Es kam der Moment, in dem sie sich für ein Beutestück entschieden hatte, alles war klar, alle Details erfasst; die anderen Menschen, die Kameras, die Entfernung bis zum Regal, der Weg auf die Straße, das Etikett an der Ware…Und dann kam ein Moment der Ruhe und der Gewissheit; und alles ging automatisch, wie von selbst mit einem unbemerkten fast zufälligen Griff, einer langsamen Abwendung vom Regal; dann ein in der Menschenmasse schlenderndes Gehen zum Ausgang, ein Interesse heuchelndes Stehenbleiben an einem anderen Stand; ein kurzes Checken ob irgendjemand sie anschaute, ein Schnuppern in die Luft, ein Antennen aufstellen, um eine mögliche Gefahr aufzuspüren; dann der Weg zum Ausgang, die letzten paar Schritte; die Versuchung, nicht hinaus zu gehen, ein kurz aufflammendes Verlangen zurück zu gehen, alles rückgängig zu machen, eine Anspannung, kaum erträglich, bis in die letzte Zelle des Körpers hinein; und dann der endgültige Schritt hinaus auf die Straße; ein letztes kleines Aufflackern von Zweifel, ob ihr nicht vielleicht doch jemand gefolgt war; allerdings viel zu klein, bereits überschwemmt von dem Gefühl des Triumphs, welches mit jedem Schritt größer wurde, unfassbar groß, orgiastisch, die beste Droge überhaupt; sie hatte es geschafft; mal wieder, und keiner hatte eine Ahnung, und sie fühlte sich stark und unfassbar frei, für einen Moment hatten sich alle Grenzen aufgelöst und alles im Leben war möglich.

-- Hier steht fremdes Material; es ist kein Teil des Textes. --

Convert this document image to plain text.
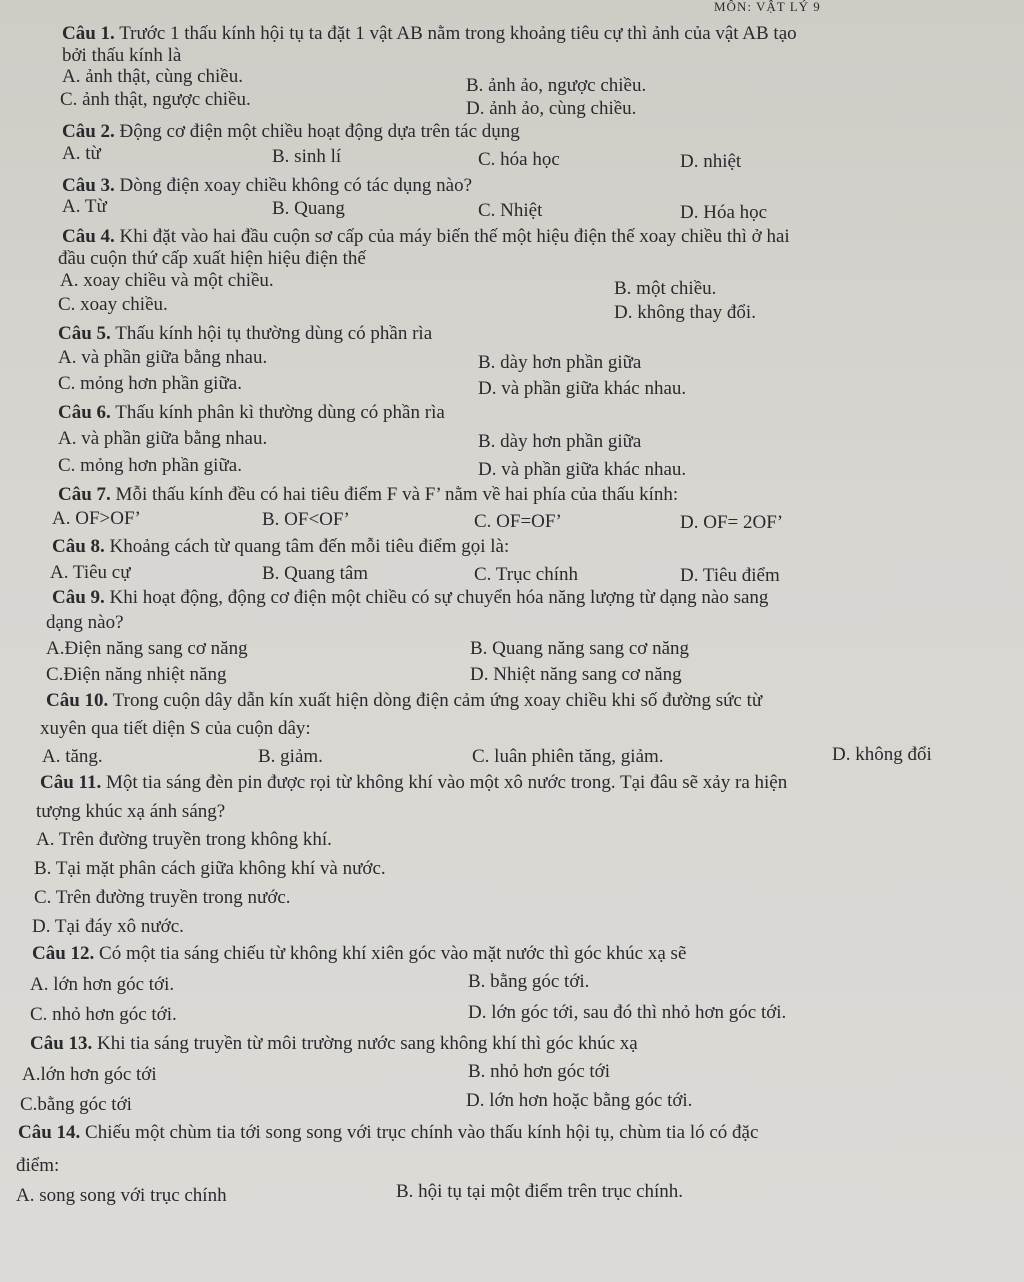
MÔN: VẬT LÝ 9
Câu 1. Trước 1 thấu kính hội tụ ta đặt 1 vật AB nằm trong khoảng tiêu cự thì ảnh của vật AB tạo
bởi thấu kính là
A. ảnh thật, cùng chiều.	B. ảnh ảo, ngược chiều.
C. ảnh thật, ngược chiều.	D. ảnh ảo, cùng chiều.
Câu 2. Động cơ điện một chiều hoạt động dựa trên tác dụng
A. từ	B. sinh lí	C. hóa học	D. nhiệt
Câu 3. Dòng điện xoay chiều không có tác dụng nào?
A. Từ	B. Quang	C. Nhiệt	D. Hóa học
Câu 4. Khi đặt vào hai đầu cuộn sơ cấp của máy biến thế một hiệu điện thế xoay chiều thì ở hai
đầu cuộn thứ cấp xuất hiện hiệu điện thế
A. xoay chiều và một chiều.	B. một chiều.
C. xoay chiều.	D. không thay đổi.
Câu 5. Thấu kính hội tụ thường dùng có phần rìa
A. và phần giữa bằng nhau.	B. dày hơn phần giữa
C. mỏng hơn phần giữa.	D. và phần giữa khác nhau.
Câu 6. Thấu kính phân kì thường dùng có phần rìa
A. và phần giữa bằng nhau.	B. dày hơn phần giữa
C. mỏng hơn phần giữa.	D. và phần giữa khác nhau.
Câu 7. Mỗi thấu kính đều có hai tiêu điểm F và F’ nằm về hai phía của thấu kính:
A. OF>OF’	B. OF<OF’	C. OF=OF’	D. OF= 2OF’
Câu 8. Khoảng cách từ quang tâm đến mỗi tiêu điểm gọi là:
A. Tiêu cự	B. Quang tâm	C. Trục chính	D. Tiêu điểm
Câu 9. Khi hoạt động, động cơ điện một chiều có sự chuyển hóa năng lượng từ dạng nào sang
dạng nào?
A.Điện năng sang cơ năng	B. Quang năng sang cơ năng
C.Điện năng nhiệt năng	D. Nhiệt năng sang cơ năng
Câu 10. Trong cuộn dây dẫn kín xuất hiện dòng điện cảm ứng xoay chiều khi số đường sức từ
xuyên qua tiết diện S của cuộn dây:
A. tăng.	B. giảm.	C. luân phiên tăng, giảm.	D. không đổi
Câu 11. Một tia sáng đèn pin được rọi từ không khí vào một xô nước trong. Tại đâu sẽ xảy ra hiện
tượng khúc xạ ánh sáng?
A. Trên đường truyền trong không khí.
B. Tại mặt phân cách giữa không khí và nước.
C. Trên đường truyền trong nước.
D. Tại đáy xô nước.
Câu 12. Có một tia sáng chiếu từ không khí xiên góc vào mặt nước thì góc khúc xạ sẽ
A. lớn hơn góc tới.	B. bằng góc tới.
C. nhỏ hơn góc tới.	D. lớn góc tới, sau đó thì nhỏ hơn góc tới.
Câu 13. Khi tia sáng truyền từ môi trường nước sang không khí thì góc khúc xạ
A.lớn hơn góc tới	B. nhỏ hơn góc tới
C.bằng góc tới	D. lớn hơn hoặc bằng góc tới.
Câu 14. Chiếu một chùm tia tới song song với trục chính vào thấu kính hội tụ, chùm tia ló có đặc
điểm:
A. song song với trục chính	B. hội tụ tại một điểm trên trục chính.
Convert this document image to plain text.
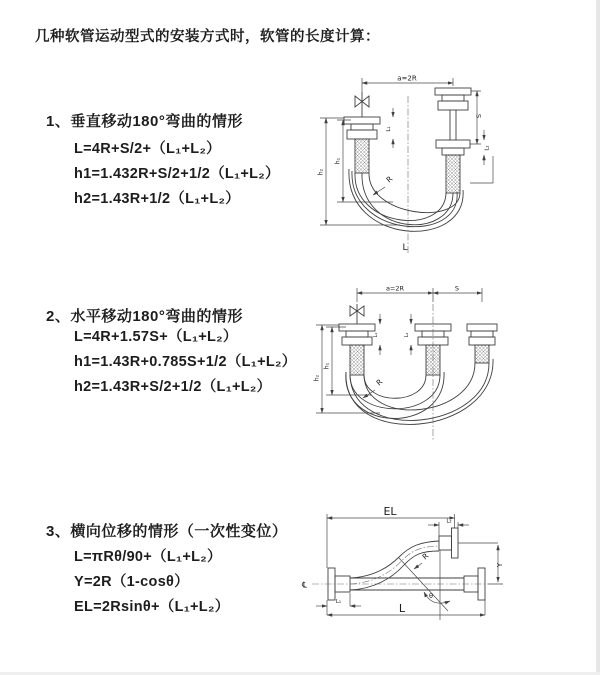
几种软管运动型式的安装方式时，软管的长度计算：
1、垂直移动180°弯曲的情形
L=4R+S/2+（L₁+L₂）
h1=1.432R+S/2+1/2（L₁+L₂）
h2=1.43R+1/2（L₁+L₂）
2、水平移动180°弯曲的情形
L=4R+1.57S+（L₁+L₂）
h1=1.43R+0.785S+1/2（L₁+L₂）
h2=1.43R+S/2+1/2（L₁+L₂）
3、横向位移的情形（一次性变位）
L=πRθ/90+（L₁+L₂）
Y=2R（1-cosθ）
EL=2Rsinθ+（L₁+L₂）
a=2R
L₁
S
L₂
h₂
h₁
R
L
a=2R	S
L₁	L₂
h₂
h₁
R
EL
L₂
Y
L
L₁
℄
R
θ
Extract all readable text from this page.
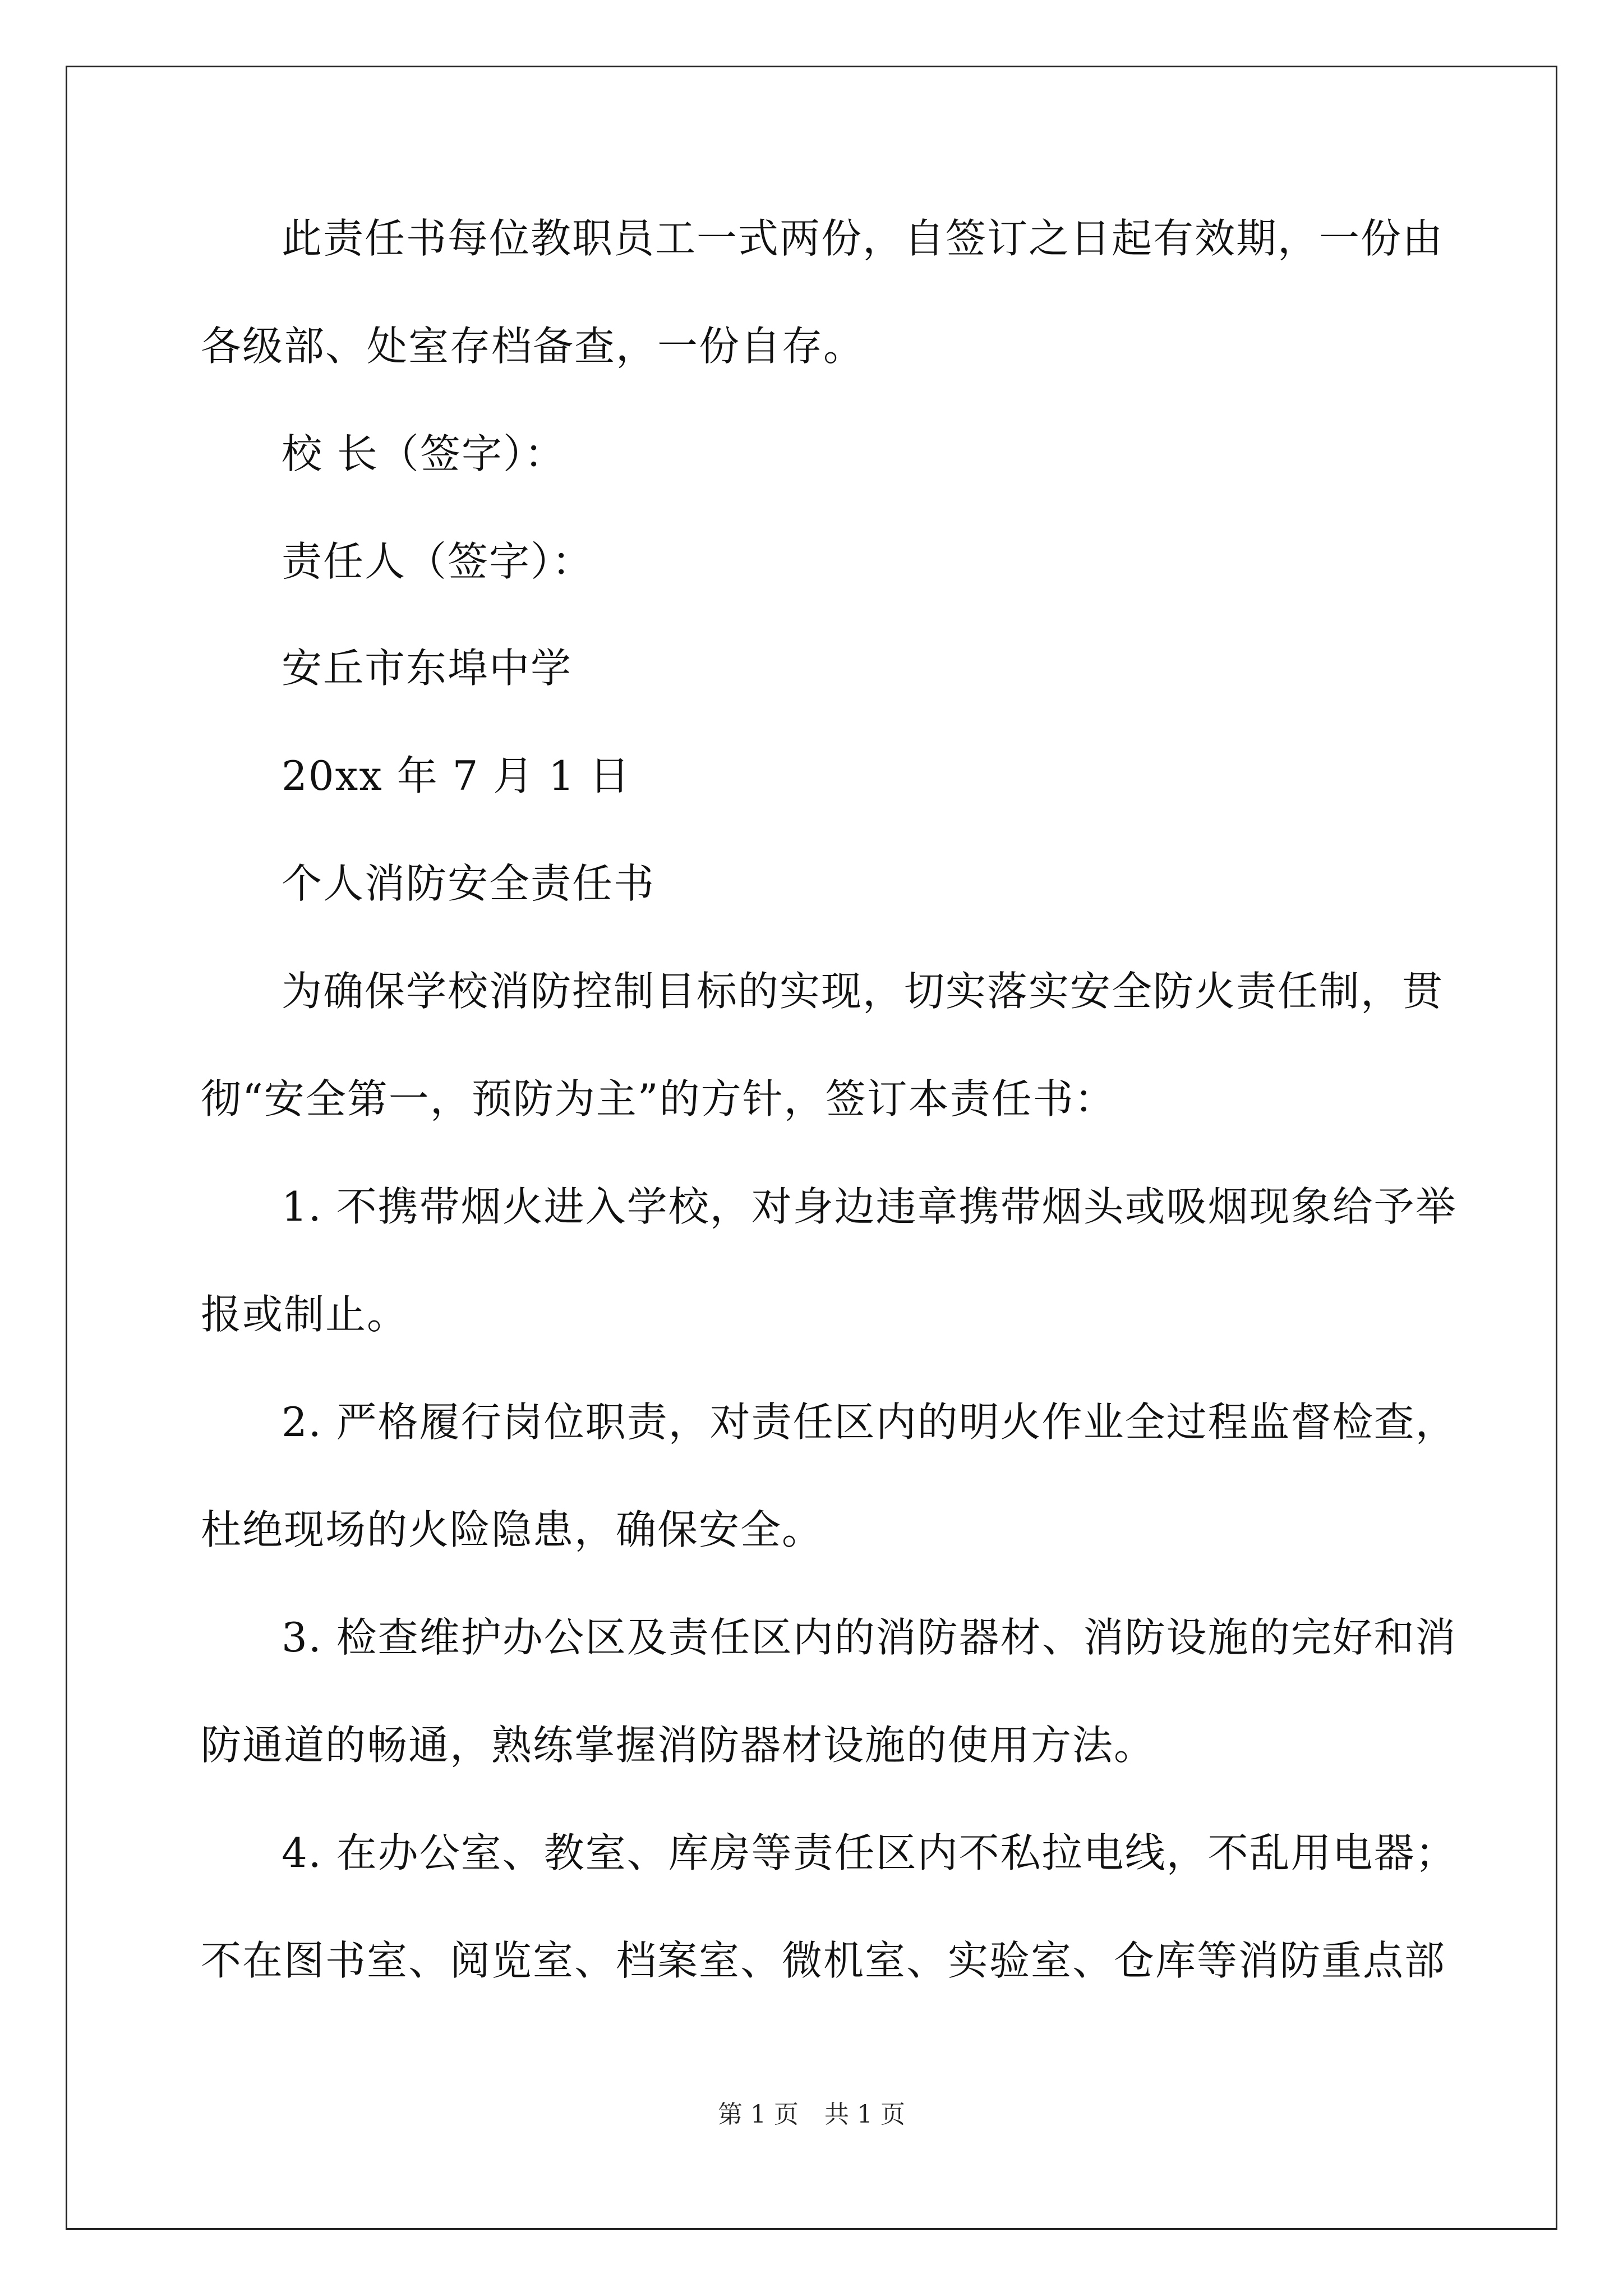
此责任书每位教职员工一式两份，自签订之日起有效期，一份由

各级部、处室存档备查，一份自存。

校 长（签字）：

责任人（签字）：

安丘市东埠中学

20xx 年 7 月 1 日

个人消防安全责任书

为确保学校消防控制目标的实现，切实落实安全防火责任制，贯

彻“安全第一，预防为主”的方针，签订本责任书：

1. 不携带烟火进入学校，对身边违章携带烟头或吸烟现象给予举

报或制止。

2. 严格履行岗位职责，对责任区内的明火作业全过程监督检查，

杜绝现场的火险隐患，确保安全。

3. 检查维护办公区及责任区内的消防器材、消防设施的完好和消

防通道的畅通，熟练掌握消防器材设施的使用方法。

4. 在办公室、教室、库房等责任区内不私拉电线，不乱用电器；

不在图书室、阅览室、档案室、微机室、实验室、仓库等消防重点部

第 1 页 共 1 页
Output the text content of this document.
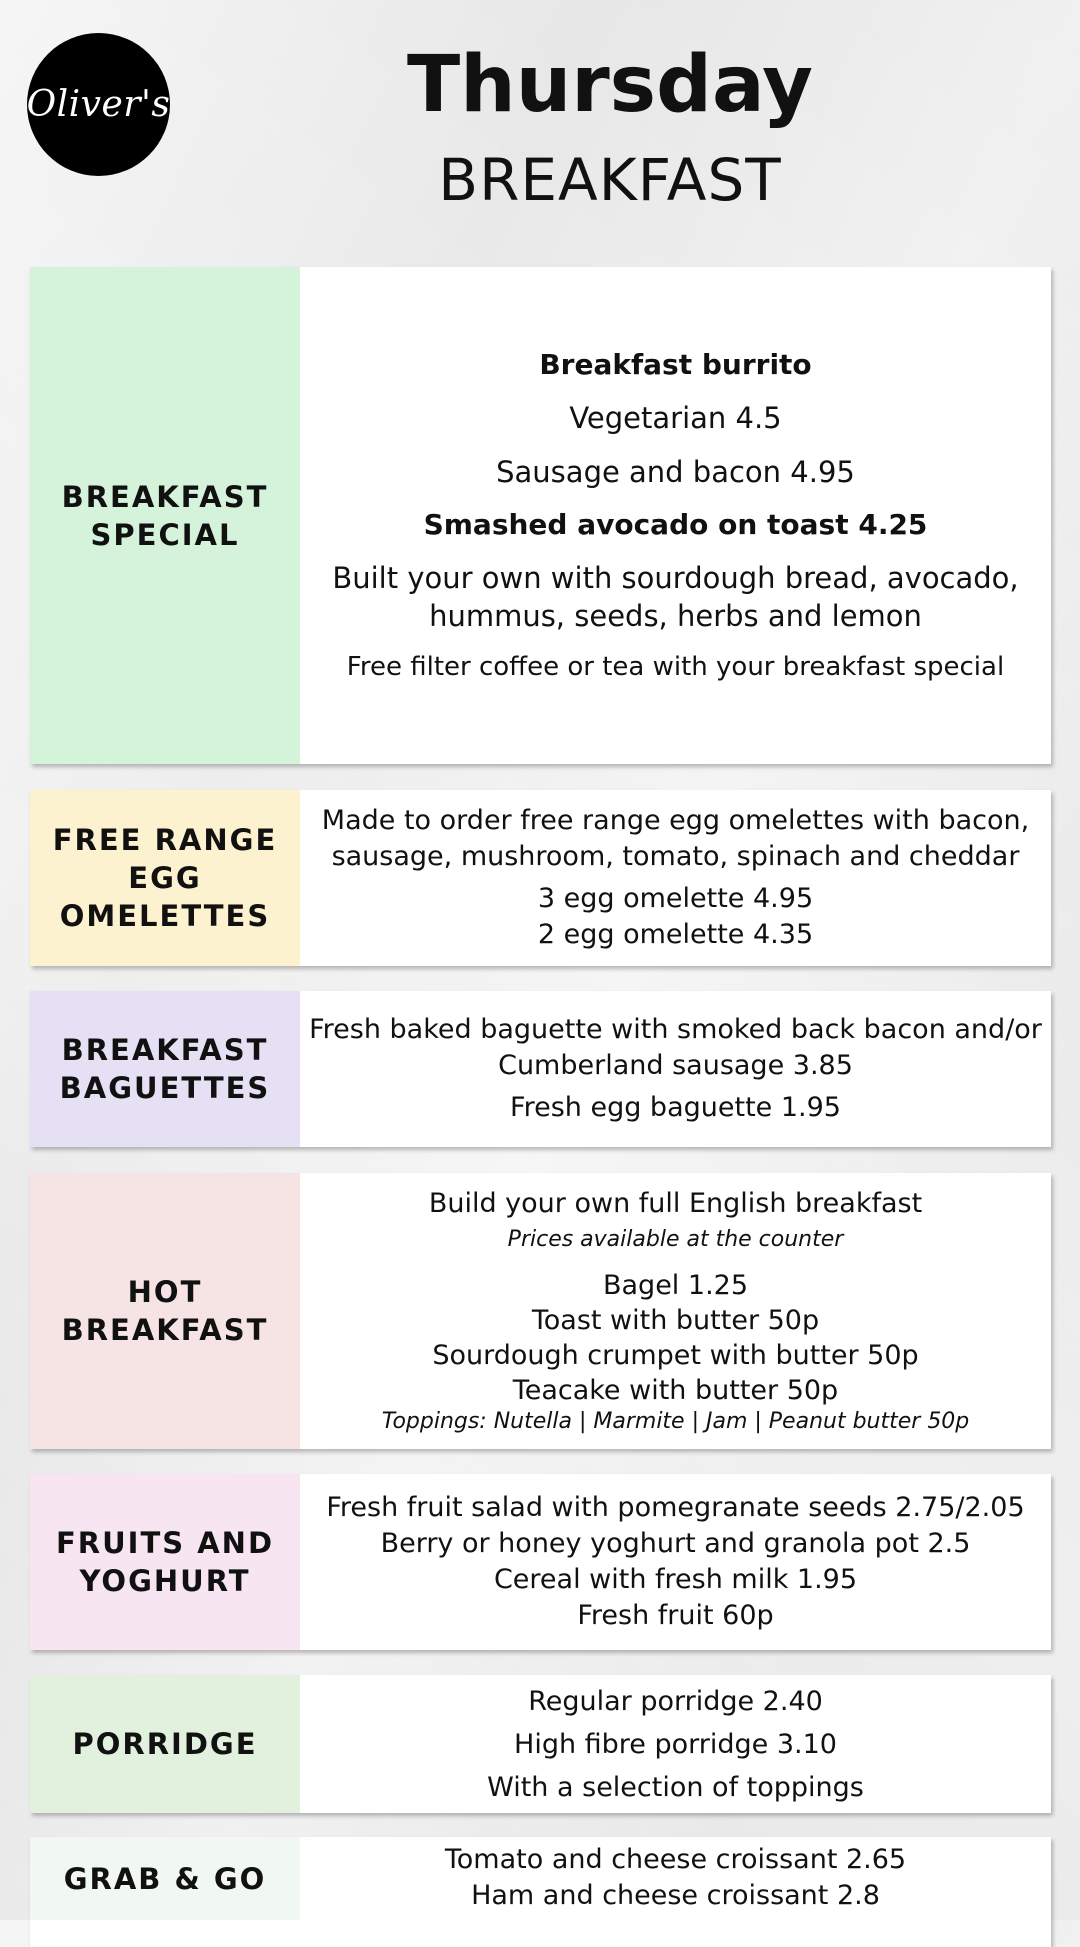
Oliver's	Thursday
BREAKFAST
BREAKFAST SPECIAL
Breakfast burrito
Vegetarian 4.5
Sausage and bacon 4.95
Smashed avocado on toast 4.25
Built your own with sourdough bread, avocado, hummus, seeds, herbs and lemon
Free filter coffee or tea with your breakfast special
FREE RANGE EGG OMELETTES
Made to order free range egg omelettes with bacon, sausage, mushroom, tomato, spinach and cheddar
3 egg omelette 4.95
2 egg omelette 4.35
BREAKFAST BAGUETTES
Fresh baked baguette with smoked back bacon and/or Cumberland sausage 3.85
Fresh egg baguette 1.95
HOT BREAKFAST
Build your own full English breakfast
Prices available at the counter
Bagel 1.25
Toast with butter 50p
Sourdough crumpet with butter 50p
Teacake with butter 50p
Toppings: Nutella | Marmite | Jam | Peanut butter 50p
FRUITS AND YOGHURT
Fresh fruit salad with pomegranate seeds 2.75/2.05
Berry or honey yoghurt and granola pot 2.5
Cereal with fresh milk 1.95
Fresh fruit 60p
PORRIDGE
Regular porridge 2.40
High fibre porridge 3.10
With a selection of toppings
GRAB & GO
Tomato and cheese croissant 2.65
Ham and cheese croissant 2.8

Und die in der WG hatten keine Ahnung. Sie würde später ruhig mit ihnen am Tisch sitzen, sich an einem dieser endlos-Gespräche beteiligen, nach kurzer Zeit gelangweilt, aber nach außen Interesse heuchelnd. In Wirklichkeit aber würde sie sich noch einmal ihren Raubzug am Nachmittag in Erinnerung rufen; bis hin zu dem Triumph. Und der Triumph war stärker als jedes Gefühl von Langeweile, von Ohnmacht.  

Jeder heimliche Raubzug schien ihr zu helfen, in der Welt zu funktionieren, die Sprachschule zu besuchen, eine gute Schülerin zu sein, in der WG ruhig mit am Tisch zu sitzen, zu lachen.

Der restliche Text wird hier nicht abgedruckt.